Under the rubrics of love, nature, spirituality, and dreams, these poems shine with brevity and graceful language, but many are raw, hard-hitting, upsetting, and frightening.
At the heart of some of the poems is a woman. She may be beautiful, the source of a man’s most profound experience in his life, his raison d’être. But he knows his fear of the woman, his dread of her power over a man:
I shudder before
the secrets she veils
as I drift along
the path to paradise
Because a woman can be cold and cruel:
yesterday she loved him
but now he’s too old;
As a visual responder to poetry, I process the language in images that come to mind as I read. If nothing comes to mind, I stop and search for something I can see. But in this book, Frank Watson does this for me. Throughout the book are nearly fifty works of art, clearly and beautifully printed, each one relating to a poem on the opposite page, so you can see them together. I love this! Some are famous paintings, others not so well-known. I wonder how he did it. Did he always allow a painting to inspire the poetry? Or was it more often the other way around?

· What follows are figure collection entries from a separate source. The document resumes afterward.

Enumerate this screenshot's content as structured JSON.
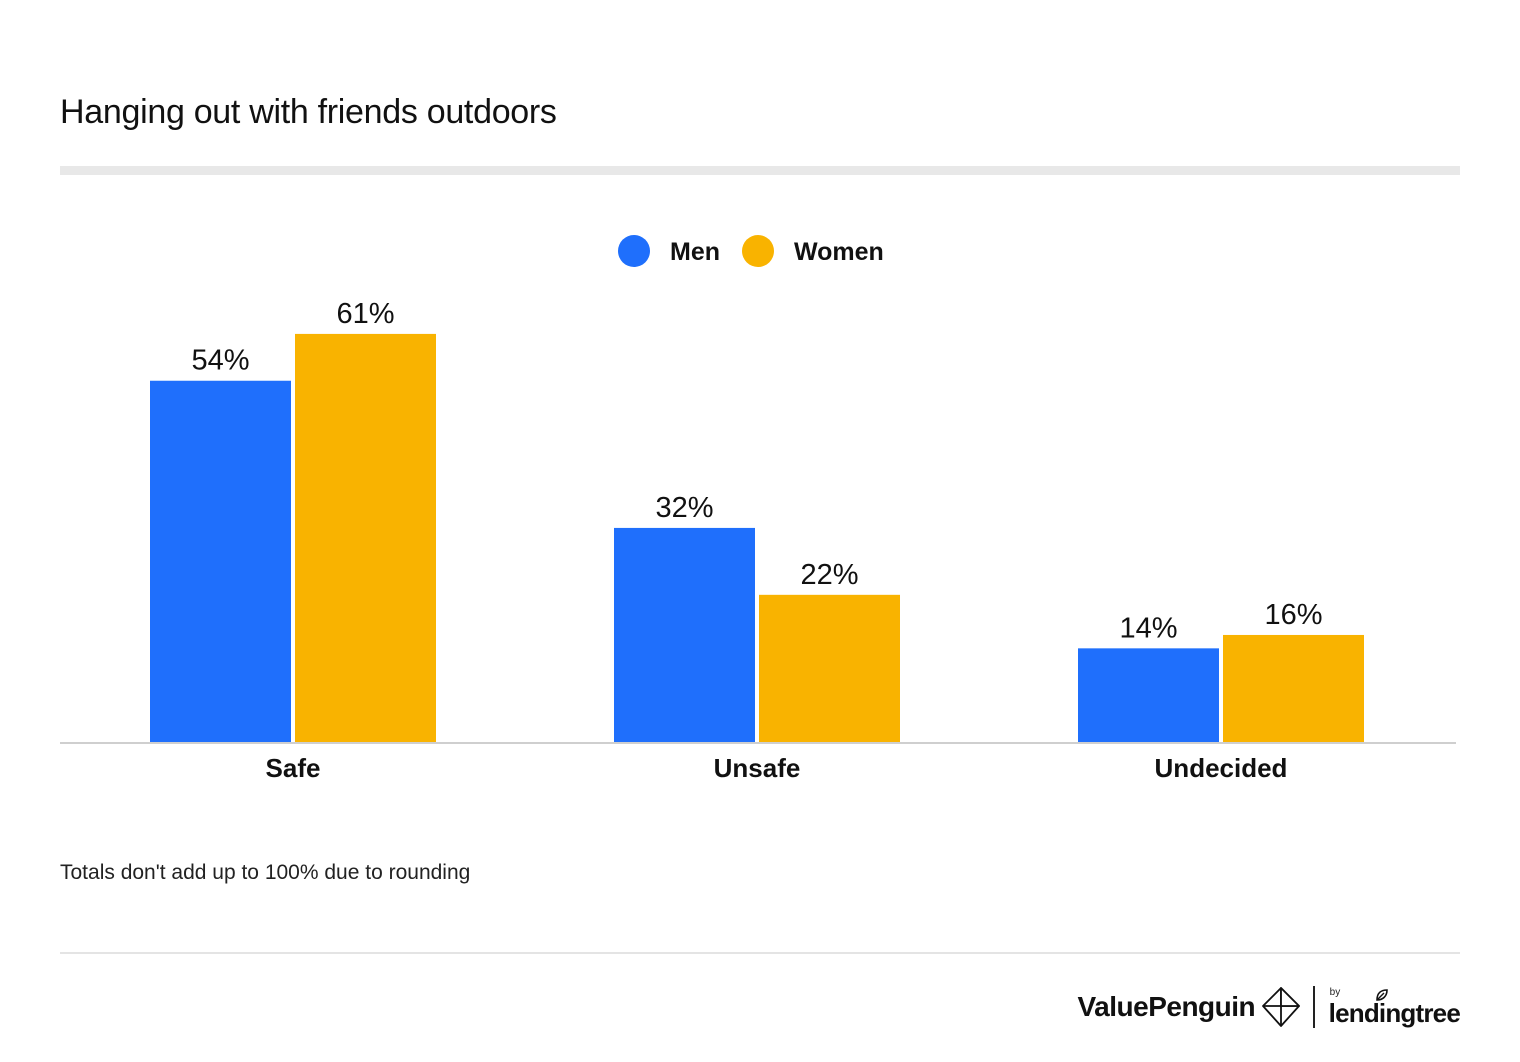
{
  "title": "Hanging out with friends outdoors",
  "note": "Totals don't add up to 100% due to rounding",
  "brand": {
    "valuepenguin": "ValuePenguin",
    "by": "by",
    "lendingtree": "lendingtree"
  },
  "colors": {
    "men": "#1f6ffc",
    "women": "#f9b300",
    "axis": "#cfcfcf"
  },
  "chart_data": {
    "type": "bar",
    "title": "Hanging out with friends outdoors",
    "categories": [
      "Safe",
      "Unsafe",
      "Undecided"
    ],
    "series": [
      {
        "name": "Men",
        "values": [
          54,
          32,
          14
        ],
        "labels": [
          "54%",
          "32%",
          "14%"
        ]
      },
      {
        "name": "Women",
        "values": [
          61,
          22,
          16
        ],
        "labels": [
          "61%",
          "22%",
          "16%"
        ]
      }
    ],
    "ylim": [
      0,
      70
    ],
    "grid": false,
    "legend": "top-center",
    "xlabel": "",
    "ylabel": ""
  }
}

The poem that generated the strongest reaction from me (along with my favorite painting in the book, “A Dance by the Sea” by Charles-Amable Lenoir) is titled “dance”:
three ladies dance—
a devil, an angel,
and the one I love
disordered magic
when our lips begin to brush—
how did it get this far?
fluttered lips—
she begins and ends
with a moan
pale as blue fire—
she draws me down
to her ruined town
[There is more. I felt rage—a ruined town?!—when suddenly he turned on her. However brilliant, I find this poem unnerving.]

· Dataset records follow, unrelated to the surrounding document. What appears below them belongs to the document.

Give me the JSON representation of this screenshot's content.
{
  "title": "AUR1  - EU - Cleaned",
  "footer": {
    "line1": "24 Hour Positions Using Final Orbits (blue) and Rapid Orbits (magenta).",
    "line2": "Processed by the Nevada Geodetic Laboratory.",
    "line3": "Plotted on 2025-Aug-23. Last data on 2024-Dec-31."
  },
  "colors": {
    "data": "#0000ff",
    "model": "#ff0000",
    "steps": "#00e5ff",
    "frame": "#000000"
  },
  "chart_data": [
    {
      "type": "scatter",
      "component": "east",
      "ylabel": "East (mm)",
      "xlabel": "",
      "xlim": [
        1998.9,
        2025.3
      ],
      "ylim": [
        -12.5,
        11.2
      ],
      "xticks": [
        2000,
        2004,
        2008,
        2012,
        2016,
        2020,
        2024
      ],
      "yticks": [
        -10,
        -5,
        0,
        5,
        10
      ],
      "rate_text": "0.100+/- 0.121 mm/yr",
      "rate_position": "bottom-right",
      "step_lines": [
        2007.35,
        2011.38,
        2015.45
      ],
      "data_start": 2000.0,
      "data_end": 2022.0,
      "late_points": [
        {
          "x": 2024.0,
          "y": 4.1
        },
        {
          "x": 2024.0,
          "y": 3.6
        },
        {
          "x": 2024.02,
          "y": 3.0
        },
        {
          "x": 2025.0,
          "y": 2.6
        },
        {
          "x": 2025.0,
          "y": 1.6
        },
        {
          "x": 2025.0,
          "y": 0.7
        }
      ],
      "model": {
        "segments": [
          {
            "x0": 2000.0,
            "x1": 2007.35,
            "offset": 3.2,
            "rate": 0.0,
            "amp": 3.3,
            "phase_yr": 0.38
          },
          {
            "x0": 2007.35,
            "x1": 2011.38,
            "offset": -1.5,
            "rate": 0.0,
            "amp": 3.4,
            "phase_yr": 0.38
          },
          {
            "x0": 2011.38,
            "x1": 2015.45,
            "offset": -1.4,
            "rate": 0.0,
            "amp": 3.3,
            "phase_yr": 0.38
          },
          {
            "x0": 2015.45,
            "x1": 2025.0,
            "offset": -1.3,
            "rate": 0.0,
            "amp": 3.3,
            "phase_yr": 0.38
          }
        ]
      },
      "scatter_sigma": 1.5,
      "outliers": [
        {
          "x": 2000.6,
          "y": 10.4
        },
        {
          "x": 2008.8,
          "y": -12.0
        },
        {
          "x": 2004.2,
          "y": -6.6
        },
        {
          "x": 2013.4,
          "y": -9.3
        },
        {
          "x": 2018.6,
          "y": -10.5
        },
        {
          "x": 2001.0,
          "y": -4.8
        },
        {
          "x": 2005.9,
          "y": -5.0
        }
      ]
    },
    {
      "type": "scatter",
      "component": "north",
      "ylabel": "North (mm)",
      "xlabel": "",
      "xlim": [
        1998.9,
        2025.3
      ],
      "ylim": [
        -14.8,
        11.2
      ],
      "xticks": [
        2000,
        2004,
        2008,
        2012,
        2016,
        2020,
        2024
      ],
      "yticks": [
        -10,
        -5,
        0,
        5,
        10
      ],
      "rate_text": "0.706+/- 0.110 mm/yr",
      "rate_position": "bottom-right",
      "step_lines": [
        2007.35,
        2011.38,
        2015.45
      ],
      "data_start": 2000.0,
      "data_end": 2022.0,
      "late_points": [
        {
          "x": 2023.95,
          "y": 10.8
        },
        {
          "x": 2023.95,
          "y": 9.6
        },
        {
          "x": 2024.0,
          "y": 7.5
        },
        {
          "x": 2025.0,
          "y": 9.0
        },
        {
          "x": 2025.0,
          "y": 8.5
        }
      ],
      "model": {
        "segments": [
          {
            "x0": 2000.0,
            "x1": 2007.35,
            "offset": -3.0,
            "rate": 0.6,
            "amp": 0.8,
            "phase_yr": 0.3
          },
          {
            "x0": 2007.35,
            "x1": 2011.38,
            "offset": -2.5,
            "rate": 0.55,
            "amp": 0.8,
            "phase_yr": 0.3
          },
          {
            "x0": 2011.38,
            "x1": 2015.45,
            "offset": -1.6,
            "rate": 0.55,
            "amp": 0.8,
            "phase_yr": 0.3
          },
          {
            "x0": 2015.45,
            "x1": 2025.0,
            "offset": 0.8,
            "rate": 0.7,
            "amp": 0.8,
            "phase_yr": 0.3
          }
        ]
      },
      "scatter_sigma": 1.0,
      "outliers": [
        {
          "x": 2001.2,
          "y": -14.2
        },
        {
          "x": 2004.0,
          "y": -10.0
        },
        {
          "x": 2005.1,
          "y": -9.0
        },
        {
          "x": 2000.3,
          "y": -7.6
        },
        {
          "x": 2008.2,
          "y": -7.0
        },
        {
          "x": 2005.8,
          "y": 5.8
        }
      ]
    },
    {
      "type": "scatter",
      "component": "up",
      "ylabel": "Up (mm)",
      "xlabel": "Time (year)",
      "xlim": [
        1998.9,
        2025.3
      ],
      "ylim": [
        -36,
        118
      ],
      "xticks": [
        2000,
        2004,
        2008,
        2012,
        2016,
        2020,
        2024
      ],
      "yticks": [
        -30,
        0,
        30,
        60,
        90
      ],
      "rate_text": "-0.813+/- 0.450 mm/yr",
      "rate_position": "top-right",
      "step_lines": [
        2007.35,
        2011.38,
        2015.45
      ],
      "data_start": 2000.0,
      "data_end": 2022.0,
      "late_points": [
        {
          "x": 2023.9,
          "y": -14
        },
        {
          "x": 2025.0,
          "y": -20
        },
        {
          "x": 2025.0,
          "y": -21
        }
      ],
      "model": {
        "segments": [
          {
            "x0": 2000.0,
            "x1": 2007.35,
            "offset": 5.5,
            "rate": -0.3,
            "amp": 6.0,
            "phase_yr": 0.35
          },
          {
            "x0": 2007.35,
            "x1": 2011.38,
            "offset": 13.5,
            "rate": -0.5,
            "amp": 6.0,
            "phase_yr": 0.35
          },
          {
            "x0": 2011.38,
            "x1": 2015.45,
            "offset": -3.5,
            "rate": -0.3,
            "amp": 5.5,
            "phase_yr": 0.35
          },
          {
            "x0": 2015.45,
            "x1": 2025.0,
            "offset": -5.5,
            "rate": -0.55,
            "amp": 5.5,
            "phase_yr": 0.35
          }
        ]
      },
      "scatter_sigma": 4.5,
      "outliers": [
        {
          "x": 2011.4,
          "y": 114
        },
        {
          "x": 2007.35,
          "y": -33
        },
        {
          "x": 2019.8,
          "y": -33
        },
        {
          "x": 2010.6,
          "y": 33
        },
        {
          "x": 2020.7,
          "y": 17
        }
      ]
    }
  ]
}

Watson crafts his poetry with an extremely fine hand, sometimes ignoring catastrophic events and focusing on small moments between them. A tragedy is that love, “whose water path has run,” comes to an end. A woman, thus brutalized, let us say, has just been hit with this. Before her response, there is this “in-between moment”—all of us know it—when she is simply stunned:
she sits there
silent as an owl
with blinking eyes
How powerful this becomes when you know what happened just before it. He does not tell you what happened. It is for us to decide.
Many poems are short, tightly controlled. They may be gentle or searing. But some of the poetry swings in great arcs. In the poem titled “origins,” we find another
“in-between” moment:
in the quiet
stirrings before
the world wakes
And then, in “entangled,” he swings from a great height, where:
upside-down
the world sails forth
through pond water trees
where:
the branches
of her desire
entangle me
wherever I go
down to:
those eyes that flicker
like sunlit grass between
the fallen leaves
This rhythm of expansion and contraction, which appears in other poems, makes me feel swung in the air.
The poems are unforgettable—both those evoking the wonder of the dark, soft earth, and the ones that made me feel brutalized or brokenhearted.
Within Frank Watson's rare and thrilling dance of disordered magic lies even more evidence of this artist's genius.
Arlene Sanders is the author of Tiger Burning Bright (Jefferson Press, 2008), and has seen her work apear in a variety of journals, including Cairn, Cantaraville, Dos Passos Review, Edgar Literary Magazine, Georgia State University Review, Iconoclast, MacGuffin, Mindprints, New Works Review, Perigee, Pindeldyboz, Sanskrit, Slow Trains, Sound and Literary Art Book, Southern Hum, Sugar Mule, Taj Mahal Review, Terra Incognita, Tertulia Magazine, The Dublin Quarterly, Willard & Maple, and Writer's Post Journal.